To get started, sign into Baseten with Truss and then install the `websockets` library.

<Columns cols={2}>
  <Column>
    **Sign in to Baseten**

    ```sh theme={"system"}
    uvx truss login --browser
    ```
  </Column>

  <Column>
    **Install websockets**

    ```sh theme={"system"}
    uv pip install websockets
    ```
  </Column>
</Columns>

[mistralai/Voxtral-Mini-4B-Realtime-2602](https://huggingface.co/mistralai/Voxtral-Mini-4B-Realtime-2602) is a 4B-parameter encoder-decoder model.
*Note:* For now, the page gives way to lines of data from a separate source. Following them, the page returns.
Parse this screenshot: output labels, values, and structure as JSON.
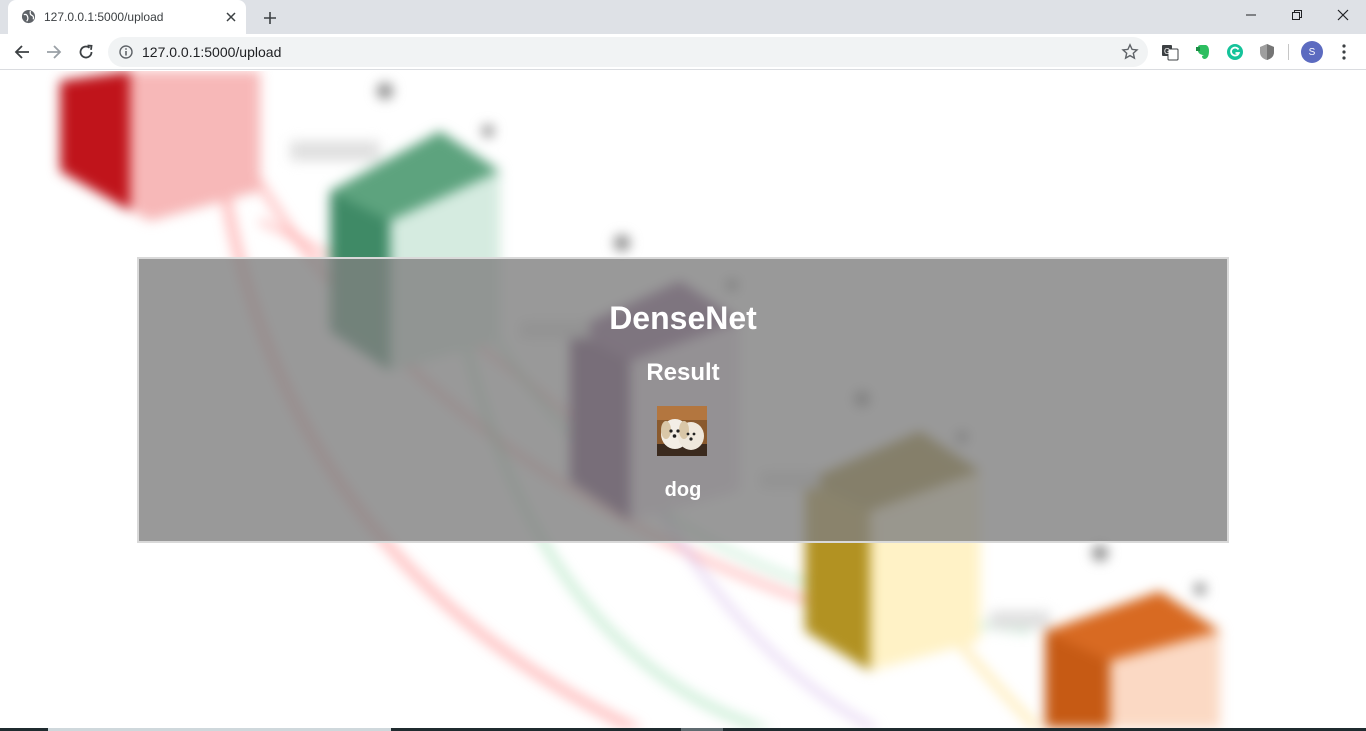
{
  "browser": {
    "tab": {
      "title": "127.0.0.1:5000/upload"
    },
    "address_bar": {
      "url": "127.0.0.1:5000/upload"
    },
    "profile_initial": "S",
    "extensions": [
      "translate-icon",
      "evernote-icon",
      "grammarly-icon",
      "shield-extension-icon"
    ]
  },
  "page": {
    "heading": "DenseNet",
    "subheading": "Result",
    "prediction": "dog"
  },
  "colors": {
    "panel_overlay": "#808080",
    "tabstrip": "#dee1e6",
    "accent_profile": "#5c6bc0"
  }
}
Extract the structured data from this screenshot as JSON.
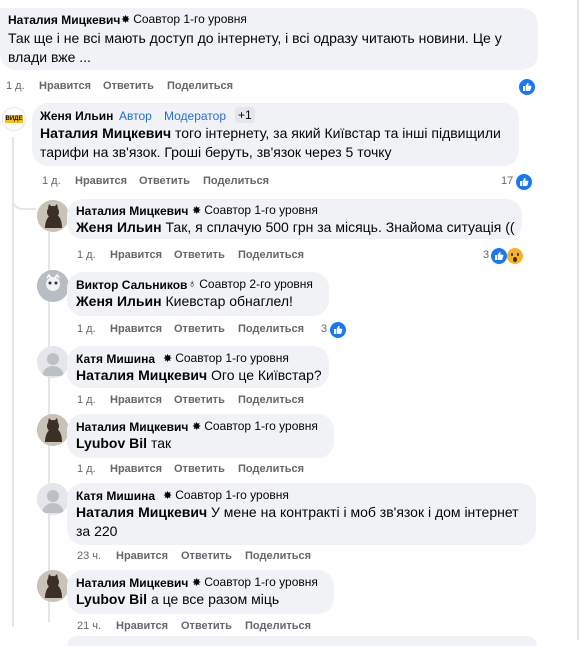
{
  "icons": {
    "like": "thumbs-up-icon",
    "wow": "wow-reaction-icon",
    "star": "star-badge-icon",
    "medal": "medal-badge-icon",
    "avatar": "user-avatar-icon"
  },
  "colors": {
    "like_blue": "#1877f2",
    "bubble_bg": "#f0f2f5",
    "muted": "#65676b",
    "role_blue": "#216fdb",
    "wow_yellow": "#f7b125"
  },
  "actions": {
    "like": "Нравится",
    "reply": "Ответить",
    "share": "Поделиться"
  },
  "comments": [
    {
      "author": "Наталия Мицкевич",
      "badge": "Соавтор 1-го уровня",
      "text": "Так ще і не всі мають доступ до інтернету, і всі одразу читають новини. Це у влади вже ...",
      "time": "1 д.",
      "reactions": ""
    },
    {
      "author": "Женя Ильин",
      "roles": [
        "Автор",
        "Модератор"
      ],
      "extra": "+1",
      "mention": "Наталия Мицкевич",
      "text": "того інтернету, за який Київстар та інші підвищили тарифи на зв'язок. Гроші беруть, зв'язок через 5 точку",
      "time": "1 д.",
      "reactions": "17",
      "avatar_text": "ВИДЕ"
    }
  ],
  "replies": [
    {
      "author": "Наталия Мицкевич",
      "badge": "Соавтор 1-го уровня",
      "mention": "Женя Ильин",
      "text": "Так, я сплачую 500 грн за місяць. Знайома ситуація ((",
      "time": "1 д.",
      "reactions": "3"
    },
    {
      "author": "Виктор Сальников",
      "badge": "Соавтор 2-го уровня",
      "mention": "Женя Ильин",
      "text": "Киевстар обнаглел!",
      "time": "1 д.",
      "reactions": "3"
    },
    {
      "author": "Катя Мишина",
      "badge": "Соавтор 1-го уровня",
      "mention": "Наталия Мицкевич",
      "text": "Ого це Київстар?",
      "time": "1 д.",
      "reactions": ""
    },
    {
      "author": "Наталия Мицкевич",
      "badge": "Соавтор 1-го уровня",
      "mention": "Lyubov Bil",
      "text": "так",
      "time": "1 д.",
      "reactions": ""
    },
    {
      "author": "Катя Мишина",
      "badge": "Соавтор 1-го уровня",
      "mention": "Наталия Мицкевич",
      "text": "У мене на контракті і моб зв'язок і дом інтернет за 220",
      "time": "23 ч.",
      "reactions": ""
    },
    {
      "author": "Наталия Мицкевич",
      "badge": "Соавтор 1-го уровня",
      "mention": "Lyubov Bil",
      "text": "а це все разом міць",
      "time": "21 ч.",
      "reactions": ""
    }
  ]
}
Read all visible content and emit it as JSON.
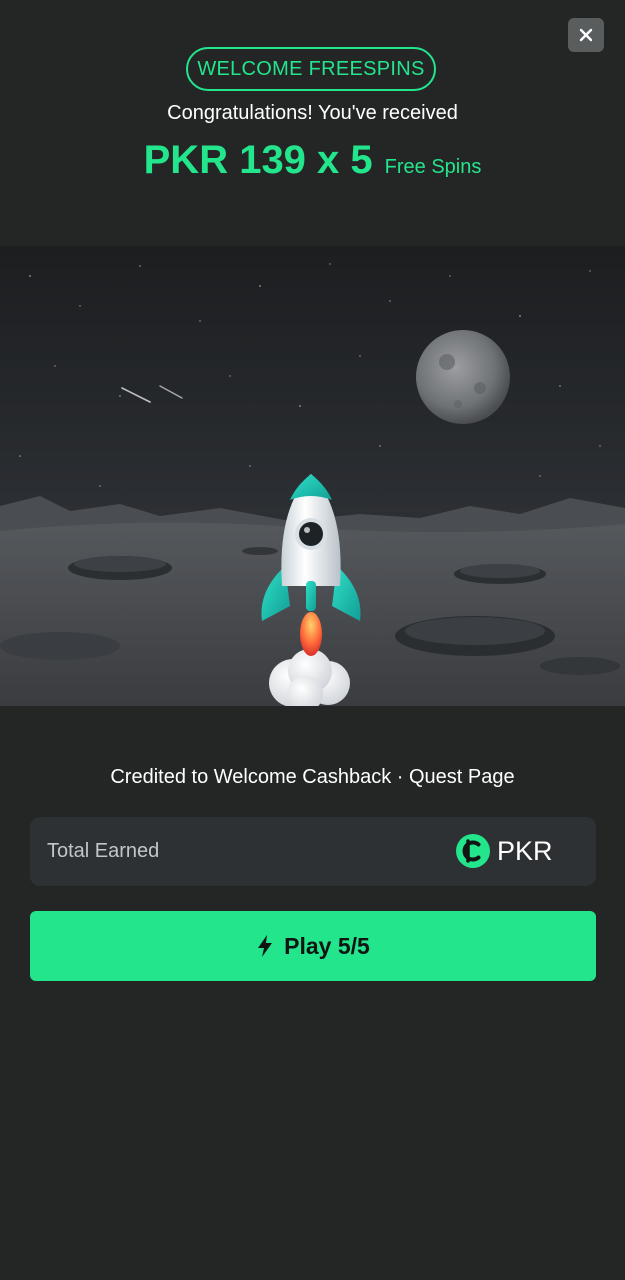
{
  "header": {
    "badge_label": "WELCOME FREESPINS",
    "congrats_text": "Congratulations! You've received",
    "amount": "PKR 139 x 5",
    "amount_suffix": "Free Spins"
  },
  "hero": {
    "illustration": "rocket-over-moon-surface"
  },
  "credited_text": "Credited to Welcome Cashback · Quest Page",
  "earned": {
    "label": "Total Earned",
    "currency": "PKR",
    "currency_icon": "coin-icon"
  },
  "play_button": {
    "label": "Play 5/5",
    "icon": "bolt-icon"
  },
  "colors": {
    "accent": "#23e58c",
    "background": "#242626",
    "card": "#2e3133"
  }
}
This preset serves Voxtral Mini Realtime on H100 40GB, tuned for low-latency streaming transcription.

<CardGroup cols={2}>
  <Card title="Hardware" icon="microchip">H100\_40GB × 1</Card>
  <Card title="Engine" icon="server">vLLM (0.22.0-cu129 build)</Card>
</CardGroup>

## Write the config

Create and move into the project directory:

```sh theme={"system"}
mkdir voxtral-mini-4b-latency && cd voxtral-mini-4b-latency
```

Then create a file named `config.yaml` and paste the following:

```yaml config.yaml theme={"system"}
model_name: "model:voxtral-mini-4b preset:latency"
model_metadata:
  repo_id: mistralai/Voxtral-Mini-4B-Realtime-2602
secrets:
  hf_access_token: null
weights:
  - source: "hf://mistralai/Voxtral-Mini-4B-Realtime-2602@main"
    mount_location: "/app/checkpoint/model"
    auth_secret_name: "hf_access_token"
environment_variables:
  VLLM_DISABLE_COMPILE_CACHE: "1"
base_image:
  image: vllm/vllm-openai:v0.22.0-cu129
docker_server:
  start_command: >-
    sh -c "VLLM_DISABLE_COMPILE_CACHE=1 vllm serve /app/checkpoint/model
    --tensor-parallel-size 1
    --served-model-name mistralai/Voxtral-Mini-4B-Realtime-2602
    --host 0.0.0.0
    --port 8000
    --compilation-config '{\"cudagraph_mode\": \"PIECEWISE\"}'"
  readiness_endpoint: /health
  liveness_endpoint: /health
  predict_endpoint: /v1/realtime
  server_port: 8000
resources:
  accelerator: H100_40GB:1
  cpu: "1"
  memory: 10Gi
  use_gpu: true
requirements:
  - vllm[audio]
  - librosa
  - torch
  - torchaudio
  - pynvml
  - ffmpeg-python
  - websockets
system_packages:
  - python3.10-venv
  - ffmpeg
  - openmpi-bin
  - libopenmpi-dev
runtime:
  is_websocket_endpoint: true
  transport:
    kind: websocket
    ping_interval_seconds: null
    ping_timeout_seconds: null
```

## Flags

The `start_command` passes these flags to the engine. Each one controls a runtime or serving behavior:

| Flag                     | Value                             | What it does                                                |
| ------------------------ | --------------------------------- | ----------------------------------------------------------- |
| `--tensor-parallel-size` | `1`                               | Number of GPUs to shard the model across.                   |
| `--compilation-config`   | `{"cudagraph_mode": "PIECEWISE"}` | vLLM compilation passes (op fusion, dead-code elimination). |

## Deploy

Push the config to Baseten:

```sh theme={"system"}
uvx truss push
```

You should see output similar to:

```output theme={"system"}
✨ Model voxtral-mini-4b-latency was successfully pushed ✨

   Model ID:      abc1d2ef
   Deployment ID: xyz123
   Endpoint:      model-abc1d2ef.api.baseten.co
   Logs:          https://app.baseten.co/models/abc1d2ef/logs/xyz123
```

Your **model ID** is printed in the `truss push` output (`abcd1234` in the example). Use it wherever you see `{model_id}` in the next section.

## Call the model

This preset exposes a WebSocket streaming endpoint at `/v1/realtime` for low-latency, incremental transcription. See the [streaming transcription API reference](/reference/inference-api/predict-endpoints/streaming-transcription-api) for the message protocol, Python client example, and supported audio formats.